A medida do governo que zera a alíquota de importação de 15 produtos siderúrgicos com a intenção de conter a alta de preços é prima da MP 232. Não é tão nociva quanto esta última, que determina elevação ainda maior da carga tributária sobre as empresas prestadoras de serviços. Mas, assim como a MP 232, muda regras no meio do jogo e agrava ainda mais as distorções da economia.
A resolução 5 da Camex (Câmara de Comércio Exterior) que reduz o imposto de importação dos produtos siderúrgicos, apresenta vários defeitos. Em primeiro lugar, e assim como a MP 232, foi uma decisão opaca e sem debate prévio. Não houve motivação técnica documentada de por que se decidiu reduzir o imposto dos 15 itens selecionados, e não de outros.
Tampouco se sabe durante quanto tempo as alíquotas de importação ficarão zeradas. Talvez seis meses, talvez mais tempo. Talvez dependa de monitoramento por parte do Ministério da Fazenda, como nos velhos tempos do controle de preços. Na prática, dependerá de decisão discricionária e imotivada da autoridade.
Alterações arbitrárias dessa natureza aumentam a incerteza e inibem o investimento. Não apenas no setor siderúrgico, mas em todos os segmentos industriais. Afinal de contas, qualquer setor está sujeito a ter suas alíquotas de importação reduzidas da noite para o dia a pretexto de combater a inflação. Isso é levado em conta em qualquer plano de inversão de longo prazo como fator adicional de risco.

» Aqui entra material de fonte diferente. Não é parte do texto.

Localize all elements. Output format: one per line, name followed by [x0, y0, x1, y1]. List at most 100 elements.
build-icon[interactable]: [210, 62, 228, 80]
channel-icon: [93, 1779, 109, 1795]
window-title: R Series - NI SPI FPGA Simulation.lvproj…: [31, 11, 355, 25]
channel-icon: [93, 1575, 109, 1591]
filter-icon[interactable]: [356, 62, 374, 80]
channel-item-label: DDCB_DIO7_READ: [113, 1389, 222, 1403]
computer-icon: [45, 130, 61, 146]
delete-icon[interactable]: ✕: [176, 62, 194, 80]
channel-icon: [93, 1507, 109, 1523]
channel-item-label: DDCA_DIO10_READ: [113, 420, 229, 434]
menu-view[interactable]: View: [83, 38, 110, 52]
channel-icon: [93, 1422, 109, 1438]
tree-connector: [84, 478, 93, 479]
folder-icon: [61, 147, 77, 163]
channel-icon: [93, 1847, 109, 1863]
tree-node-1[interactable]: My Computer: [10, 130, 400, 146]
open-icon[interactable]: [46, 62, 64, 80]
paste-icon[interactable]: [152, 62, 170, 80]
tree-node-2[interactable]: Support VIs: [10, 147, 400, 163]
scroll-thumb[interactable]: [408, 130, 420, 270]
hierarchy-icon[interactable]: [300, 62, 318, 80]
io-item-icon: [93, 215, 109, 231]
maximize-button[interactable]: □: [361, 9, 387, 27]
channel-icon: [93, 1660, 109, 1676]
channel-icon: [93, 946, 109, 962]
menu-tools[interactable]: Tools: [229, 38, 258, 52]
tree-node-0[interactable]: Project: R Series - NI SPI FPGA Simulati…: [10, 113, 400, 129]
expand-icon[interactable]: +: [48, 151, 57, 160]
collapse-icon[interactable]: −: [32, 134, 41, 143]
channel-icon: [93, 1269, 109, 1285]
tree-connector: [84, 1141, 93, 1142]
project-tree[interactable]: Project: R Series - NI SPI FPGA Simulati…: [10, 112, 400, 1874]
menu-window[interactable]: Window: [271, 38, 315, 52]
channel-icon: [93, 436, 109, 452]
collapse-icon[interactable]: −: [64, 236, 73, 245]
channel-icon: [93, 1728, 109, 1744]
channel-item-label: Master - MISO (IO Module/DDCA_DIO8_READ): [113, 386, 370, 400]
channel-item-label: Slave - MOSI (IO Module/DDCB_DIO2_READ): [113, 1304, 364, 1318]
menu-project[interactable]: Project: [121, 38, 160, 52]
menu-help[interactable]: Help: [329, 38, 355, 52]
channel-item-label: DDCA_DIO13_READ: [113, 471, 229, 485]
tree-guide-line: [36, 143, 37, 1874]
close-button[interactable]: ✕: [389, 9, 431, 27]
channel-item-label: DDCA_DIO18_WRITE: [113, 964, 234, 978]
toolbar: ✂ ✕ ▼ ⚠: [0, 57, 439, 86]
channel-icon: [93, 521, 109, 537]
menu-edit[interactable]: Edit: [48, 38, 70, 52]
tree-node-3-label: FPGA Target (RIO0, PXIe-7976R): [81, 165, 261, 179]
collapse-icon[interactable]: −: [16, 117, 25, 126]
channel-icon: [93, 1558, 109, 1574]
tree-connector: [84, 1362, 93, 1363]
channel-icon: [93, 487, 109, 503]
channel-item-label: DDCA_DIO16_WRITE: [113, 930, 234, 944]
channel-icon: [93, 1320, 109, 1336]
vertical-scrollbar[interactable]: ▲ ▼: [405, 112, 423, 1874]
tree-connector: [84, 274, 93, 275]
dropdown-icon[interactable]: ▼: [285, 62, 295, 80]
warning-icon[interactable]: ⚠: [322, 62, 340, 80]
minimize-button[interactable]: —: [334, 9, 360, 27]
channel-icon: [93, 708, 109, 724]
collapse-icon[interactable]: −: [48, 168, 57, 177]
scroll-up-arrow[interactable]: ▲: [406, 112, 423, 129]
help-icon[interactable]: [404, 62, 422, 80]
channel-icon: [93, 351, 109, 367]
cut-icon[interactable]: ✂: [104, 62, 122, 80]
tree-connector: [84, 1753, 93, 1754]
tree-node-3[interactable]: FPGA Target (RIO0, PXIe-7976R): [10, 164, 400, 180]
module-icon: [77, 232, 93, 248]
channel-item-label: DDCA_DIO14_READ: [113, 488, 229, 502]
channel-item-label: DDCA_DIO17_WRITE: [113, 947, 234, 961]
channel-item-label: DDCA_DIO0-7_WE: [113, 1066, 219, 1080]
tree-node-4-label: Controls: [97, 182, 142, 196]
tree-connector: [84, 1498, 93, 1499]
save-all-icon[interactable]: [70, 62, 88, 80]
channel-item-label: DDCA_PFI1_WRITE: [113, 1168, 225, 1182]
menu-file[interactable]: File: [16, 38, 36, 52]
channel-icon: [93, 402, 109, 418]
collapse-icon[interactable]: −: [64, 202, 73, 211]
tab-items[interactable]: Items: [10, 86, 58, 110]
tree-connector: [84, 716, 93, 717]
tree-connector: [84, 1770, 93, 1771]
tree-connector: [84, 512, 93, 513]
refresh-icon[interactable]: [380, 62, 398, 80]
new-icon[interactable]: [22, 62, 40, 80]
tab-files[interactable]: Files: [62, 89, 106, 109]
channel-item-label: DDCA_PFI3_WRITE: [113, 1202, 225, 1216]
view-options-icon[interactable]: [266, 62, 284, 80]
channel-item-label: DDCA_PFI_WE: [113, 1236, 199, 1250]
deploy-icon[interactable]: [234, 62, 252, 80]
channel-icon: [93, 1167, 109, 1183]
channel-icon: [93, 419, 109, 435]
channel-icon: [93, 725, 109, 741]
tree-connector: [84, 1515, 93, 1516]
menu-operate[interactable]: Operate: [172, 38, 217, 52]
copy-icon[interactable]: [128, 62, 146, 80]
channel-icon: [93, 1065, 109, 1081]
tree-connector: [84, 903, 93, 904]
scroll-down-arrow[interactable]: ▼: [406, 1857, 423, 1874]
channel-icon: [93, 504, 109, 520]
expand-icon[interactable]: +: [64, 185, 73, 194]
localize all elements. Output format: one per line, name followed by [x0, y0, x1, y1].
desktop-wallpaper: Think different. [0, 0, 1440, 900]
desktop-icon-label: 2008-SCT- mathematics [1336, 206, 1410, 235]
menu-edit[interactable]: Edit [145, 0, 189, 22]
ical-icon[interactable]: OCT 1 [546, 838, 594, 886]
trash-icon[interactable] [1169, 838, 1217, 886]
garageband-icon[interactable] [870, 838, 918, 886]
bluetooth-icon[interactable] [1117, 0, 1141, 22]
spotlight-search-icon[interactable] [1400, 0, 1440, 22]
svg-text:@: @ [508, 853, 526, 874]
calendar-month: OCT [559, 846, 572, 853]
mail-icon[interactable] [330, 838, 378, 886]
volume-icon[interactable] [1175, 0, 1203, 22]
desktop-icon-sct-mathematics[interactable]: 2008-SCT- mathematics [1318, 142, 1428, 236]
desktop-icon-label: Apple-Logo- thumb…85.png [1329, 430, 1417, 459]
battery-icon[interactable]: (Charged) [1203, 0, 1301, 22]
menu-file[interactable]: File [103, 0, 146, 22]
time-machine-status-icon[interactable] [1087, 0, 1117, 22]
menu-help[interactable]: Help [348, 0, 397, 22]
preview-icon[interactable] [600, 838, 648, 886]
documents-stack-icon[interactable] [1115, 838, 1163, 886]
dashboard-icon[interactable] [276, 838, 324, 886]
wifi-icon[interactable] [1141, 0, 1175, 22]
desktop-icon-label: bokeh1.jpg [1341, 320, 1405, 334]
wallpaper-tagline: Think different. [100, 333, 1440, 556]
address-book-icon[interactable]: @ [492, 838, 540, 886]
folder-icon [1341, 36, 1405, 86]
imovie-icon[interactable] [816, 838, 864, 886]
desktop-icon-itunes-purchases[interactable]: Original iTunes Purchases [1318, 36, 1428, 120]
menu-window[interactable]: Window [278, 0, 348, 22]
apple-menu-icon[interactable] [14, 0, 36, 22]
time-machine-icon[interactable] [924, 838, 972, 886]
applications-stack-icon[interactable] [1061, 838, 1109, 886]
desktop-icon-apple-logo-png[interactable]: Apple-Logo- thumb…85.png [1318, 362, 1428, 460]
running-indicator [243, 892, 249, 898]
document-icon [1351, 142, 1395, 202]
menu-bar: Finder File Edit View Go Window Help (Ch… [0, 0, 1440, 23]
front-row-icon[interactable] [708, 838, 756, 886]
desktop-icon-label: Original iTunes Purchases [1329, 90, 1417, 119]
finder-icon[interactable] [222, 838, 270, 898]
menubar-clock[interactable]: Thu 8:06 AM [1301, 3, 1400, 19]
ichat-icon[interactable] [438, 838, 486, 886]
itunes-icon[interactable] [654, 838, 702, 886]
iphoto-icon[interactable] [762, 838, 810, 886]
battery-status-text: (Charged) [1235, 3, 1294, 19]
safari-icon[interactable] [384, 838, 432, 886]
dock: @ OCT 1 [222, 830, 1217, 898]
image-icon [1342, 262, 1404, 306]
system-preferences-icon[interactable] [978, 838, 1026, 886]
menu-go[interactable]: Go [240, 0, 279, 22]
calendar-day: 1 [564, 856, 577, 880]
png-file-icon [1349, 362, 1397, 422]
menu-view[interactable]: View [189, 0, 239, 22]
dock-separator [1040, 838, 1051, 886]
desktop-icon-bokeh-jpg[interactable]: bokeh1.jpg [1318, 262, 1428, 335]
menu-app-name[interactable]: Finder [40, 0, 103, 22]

Em segundo lugar, mudanças casuísticas distorcem o conjunto da estrutura de tarifas de importação. O governo alegou que a menor proteção conferida aos produtos siderúrgicos em relação ao mercado internacional viabilizaria compras de países com preços mais baixos.
No entanto, a menor proteção nominal para um segmento pode representar uma maior proteção efetiva na média da economia. A proteção efetiva leva em conta não apenas a tarifa do produto final, mas todas as alíquotas de importação dos insumos necessários à produção do bem em questão. Como foram zeradas as tarifas de importação de insumos importantes, aumentou a proteção concedida aos segmentos que utilizam os produtos siderúrgicos afetados pela medida. Assim, a resolução da Camex aumentou, e não diminuiu, a proteção da economia. É no mínimo curioso alegar que tal medida conterá preços em virtude de maior concorrência externa.
Uma mudança súbita e pontual de alíquota de importação parece ainda mais inoportuna quando se considera que o país está engajado em rodada de negociação multilateral na OMC (Organização Mundial do Comércio). Ou ainda em negociações importantes como as da Alca (Área de Livre Comércio das Américas) ou do acordo-quadro Mercosul-União Européia.
Tais exercícios exigirão alterações globais da estrutura tarifária, cujos efeitos precisariam ser devidamente mensurados e ponderados em virtude daquilo que o Brasil legitimamente demanda em termos de acesso a mercados. Não é hora, portanto, de mexer em alíquota de importação com objetivos de curto prazo. Quaisquer mudanças deverão ter caráter permanente e consistente com a barganha do Brasil por maior penetração nos mercados mundiais.
Em terceiro lugar, o eventual benefício da redução das alíquotas para o combate à inflação é marginal na melhor das hipóteses. Segundo dados do Sistema de Análise das Informações de Comércio Exterior (carinhosamente chamado de Alice), a soma das importações dos 15 produtos atingidos pela resolução 5 da Camex chega a algo em torno de US$ 41 milhões.
Tal valor é menor que 1% do total das importações e inferior a 5% do consumo aparente de tais produtos no mercado brasileiro. Por sua vez, embora os produtos siderúrgicos sejam cruciais na matriz industrial, o peso dos itens selecionados pela Camex não atinge 1% do índice de preços ao atacado.
Além disso, é estranho depositar tanta confiança em suposto efeito antiinflacionário das importações na atual conjuntura externa. Isso porque o mercado mundial está fortemente comprador. A origem da pressão de preços é externa, e não interna.
É verdade que a política monetária é insuficiente e inadequada para combater a inflação diante de tal quadro de pressão de preços externos. A elevação da taxa de juros não constitui solução nas atuais circunstâncias.
Porém o recurso a medidas pontuais de caráter microeconômico é uma péssima alternativa. Isso porque, ao elevar a incerteza, termina por desestimular ainda mais o investimento, não bastassem as lacunas regulatórias para os segmentos de infra-estrutura, o elevadíssimo custo do capital e a absurda carga tributária.
Não há solução trivial para os problemas econômicos do país. Mas uma coisa é certa. Suas características não guardam nenhum grau de parentesco com a MP 232. As medidas requeridas exigem transparência e devem estimular a inversão produtiva de longo prazo.